Novell's Linux business grew by 33 percent over the fourth quarter last year, according to the company's latest financial figures. Identity and access management revenues were up 11 percent compared to the same period last year, and systems and resource management revenues climbed 15 percent.
The quarterly results, released on Friday, show that just two areas declined. Novell's Workgroup business fell by nine percent, while its services business plunged by 26 percent.
Overall, the company showed a quarterly loss of $16m (£10.9m), less than the $18m loss in the same quarter last year. Total revenue for the quarter was $243m, $7m less than analysts expected. There was a six percent increase in the company's product revenue for the quarter, and a three percent rise in total revenue for fiscal year 2008.
The company's Linux business, built on the success of Suse Linux, grew to $195m for the quarter. According to Sean McCarry, Novell director for the UK and Ireland, much of the growth is due to the company's reseller relationship with Microsoft.
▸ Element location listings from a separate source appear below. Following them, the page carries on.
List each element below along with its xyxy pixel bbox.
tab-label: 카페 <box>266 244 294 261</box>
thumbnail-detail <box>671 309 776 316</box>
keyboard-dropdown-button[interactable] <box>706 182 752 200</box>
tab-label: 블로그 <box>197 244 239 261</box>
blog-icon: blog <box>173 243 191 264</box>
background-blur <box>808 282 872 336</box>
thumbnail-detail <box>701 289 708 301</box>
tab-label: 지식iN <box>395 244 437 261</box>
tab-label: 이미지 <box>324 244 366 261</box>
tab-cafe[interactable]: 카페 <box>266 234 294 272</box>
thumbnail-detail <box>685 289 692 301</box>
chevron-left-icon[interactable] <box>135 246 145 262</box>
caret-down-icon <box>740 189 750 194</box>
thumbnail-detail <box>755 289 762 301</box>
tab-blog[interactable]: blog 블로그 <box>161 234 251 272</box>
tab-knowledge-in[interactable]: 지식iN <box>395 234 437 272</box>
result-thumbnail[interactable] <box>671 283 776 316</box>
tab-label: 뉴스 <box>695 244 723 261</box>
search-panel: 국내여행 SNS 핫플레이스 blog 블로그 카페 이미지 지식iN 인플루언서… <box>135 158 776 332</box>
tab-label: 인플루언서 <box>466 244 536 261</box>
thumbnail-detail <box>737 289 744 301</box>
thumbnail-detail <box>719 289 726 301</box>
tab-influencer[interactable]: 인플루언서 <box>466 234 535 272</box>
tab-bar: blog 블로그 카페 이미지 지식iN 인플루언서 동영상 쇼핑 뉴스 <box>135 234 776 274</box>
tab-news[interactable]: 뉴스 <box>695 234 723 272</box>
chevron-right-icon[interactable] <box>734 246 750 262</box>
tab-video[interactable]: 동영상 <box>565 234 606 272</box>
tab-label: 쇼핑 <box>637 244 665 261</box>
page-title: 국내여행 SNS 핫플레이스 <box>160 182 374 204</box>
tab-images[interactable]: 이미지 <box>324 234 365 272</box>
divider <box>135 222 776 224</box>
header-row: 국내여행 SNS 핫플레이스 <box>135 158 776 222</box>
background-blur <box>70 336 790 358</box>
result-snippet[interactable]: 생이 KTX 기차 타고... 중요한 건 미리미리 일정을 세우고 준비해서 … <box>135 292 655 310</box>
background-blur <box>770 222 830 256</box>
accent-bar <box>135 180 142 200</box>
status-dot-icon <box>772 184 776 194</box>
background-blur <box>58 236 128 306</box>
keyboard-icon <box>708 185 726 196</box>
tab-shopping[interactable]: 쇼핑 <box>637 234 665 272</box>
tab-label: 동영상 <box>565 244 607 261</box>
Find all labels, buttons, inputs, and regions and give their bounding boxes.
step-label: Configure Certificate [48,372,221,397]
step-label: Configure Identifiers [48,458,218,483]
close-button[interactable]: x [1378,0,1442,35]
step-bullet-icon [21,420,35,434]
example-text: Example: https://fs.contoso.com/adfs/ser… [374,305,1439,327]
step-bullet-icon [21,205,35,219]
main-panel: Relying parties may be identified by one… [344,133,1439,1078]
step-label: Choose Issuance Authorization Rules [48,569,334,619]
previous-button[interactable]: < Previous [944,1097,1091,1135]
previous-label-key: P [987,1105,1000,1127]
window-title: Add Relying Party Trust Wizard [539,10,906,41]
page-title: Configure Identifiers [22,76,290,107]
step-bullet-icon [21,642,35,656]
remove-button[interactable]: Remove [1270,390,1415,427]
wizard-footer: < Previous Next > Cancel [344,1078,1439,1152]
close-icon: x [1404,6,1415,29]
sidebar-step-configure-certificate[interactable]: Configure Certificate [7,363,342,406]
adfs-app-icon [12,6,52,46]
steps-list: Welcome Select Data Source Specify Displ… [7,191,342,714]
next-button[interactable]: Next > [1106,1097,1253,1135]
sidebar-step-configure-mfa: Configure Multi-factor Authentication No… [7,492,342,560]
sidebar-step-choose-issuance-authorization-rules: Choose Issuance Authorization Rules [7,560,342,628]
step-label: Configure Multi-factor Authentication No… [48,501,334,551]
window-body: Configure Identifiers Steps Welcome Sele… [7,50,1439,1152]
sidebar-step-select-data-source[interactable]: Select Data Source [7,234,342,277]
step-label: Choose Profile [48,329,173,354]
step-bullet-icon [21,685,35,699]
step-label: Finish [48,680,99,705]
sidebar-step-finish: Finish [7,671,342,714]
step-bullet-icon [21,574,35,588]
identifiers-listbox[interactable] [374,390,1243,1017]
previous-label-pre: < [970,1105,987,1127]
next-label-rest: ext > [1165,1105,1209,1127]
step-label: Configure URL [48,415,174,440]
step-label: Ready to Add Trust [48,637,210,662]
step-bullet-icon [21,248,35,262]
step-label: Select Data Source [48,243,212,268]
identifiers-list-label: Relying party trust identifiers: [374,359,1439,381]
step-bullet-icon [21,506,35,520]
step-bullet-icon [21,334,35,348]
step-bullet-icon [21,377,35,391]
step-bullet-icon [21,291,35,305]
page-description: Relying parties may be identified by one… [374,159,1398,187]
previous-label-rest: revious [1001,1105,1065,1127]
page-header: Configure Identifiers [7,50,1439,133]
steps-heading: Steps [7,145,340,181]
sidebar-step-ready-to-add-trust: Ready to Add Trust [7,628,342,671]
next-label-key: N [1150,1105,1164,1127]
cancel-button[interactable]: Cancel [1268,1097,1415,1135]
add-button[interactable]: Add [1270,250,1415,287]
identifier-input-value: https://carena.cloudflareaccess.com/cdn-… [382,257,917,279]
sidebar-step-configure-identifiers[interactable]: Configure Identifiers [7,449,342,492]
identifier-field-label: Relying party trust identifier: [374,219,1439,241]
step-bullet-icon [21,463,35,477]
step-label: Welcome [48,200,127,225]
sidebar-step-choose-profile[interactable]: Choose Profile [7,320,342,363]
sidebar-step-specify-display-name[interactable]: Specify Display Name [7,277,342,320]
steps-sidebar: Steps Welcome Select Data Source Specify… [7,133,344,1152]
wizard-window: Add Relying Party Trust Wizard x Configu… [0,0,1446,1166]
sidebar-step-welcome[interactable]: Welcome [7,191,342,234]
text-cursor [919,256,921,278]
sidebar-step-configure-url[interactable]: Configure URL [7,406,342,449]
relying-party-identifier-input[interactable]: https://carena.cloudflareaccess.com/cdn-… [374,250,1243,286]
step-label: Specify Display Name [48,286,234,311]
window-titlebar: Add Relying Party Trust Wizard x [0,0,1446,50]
"Microsoft is the world's largest reseller of Suse," McCarry told ZDNet UK. "The $195m comes out of the $240m we agreed with [Microsoft] when we set out on this path. That's 81 percent."
According to McCarry "most of that business is from the datacentre".
Much of the business is a result of customers replacing products from competitors, especially Red Hat, McCarry said.
Asked about the decline in areas such as services, McCarry said that Novell had previously predicted a fall. "We have refocused our services business so that it is targeted at partners," he said. "We have shifted the business so that, more and more, it is handled by partners. We have built up a network and we have got 20 new ones in this quarter."
The company is now focused on three areas, McCarry said: identity management, security and reducing complexity. The latter has been "a real growth area", he said.






Talkback
"Find a need and fill it" - the number one rule for businesses that want to stay in business. Good to see that Novell is finding a need in the areas of identity management, security and reducing complexity. Those are fantastic areas for Linux enterprise growth.
Microsoft should be careful about their relationship with Novell and Suse linux. IBM needed a cheap operating system 25 years ago to fill a need on their personal computers, and Microsoft grew to fill that huge need. Now Microsoft may be giving Novell the opportunity to fill a huge personal need - a cheaper OS on servers, and eventually on the desktop.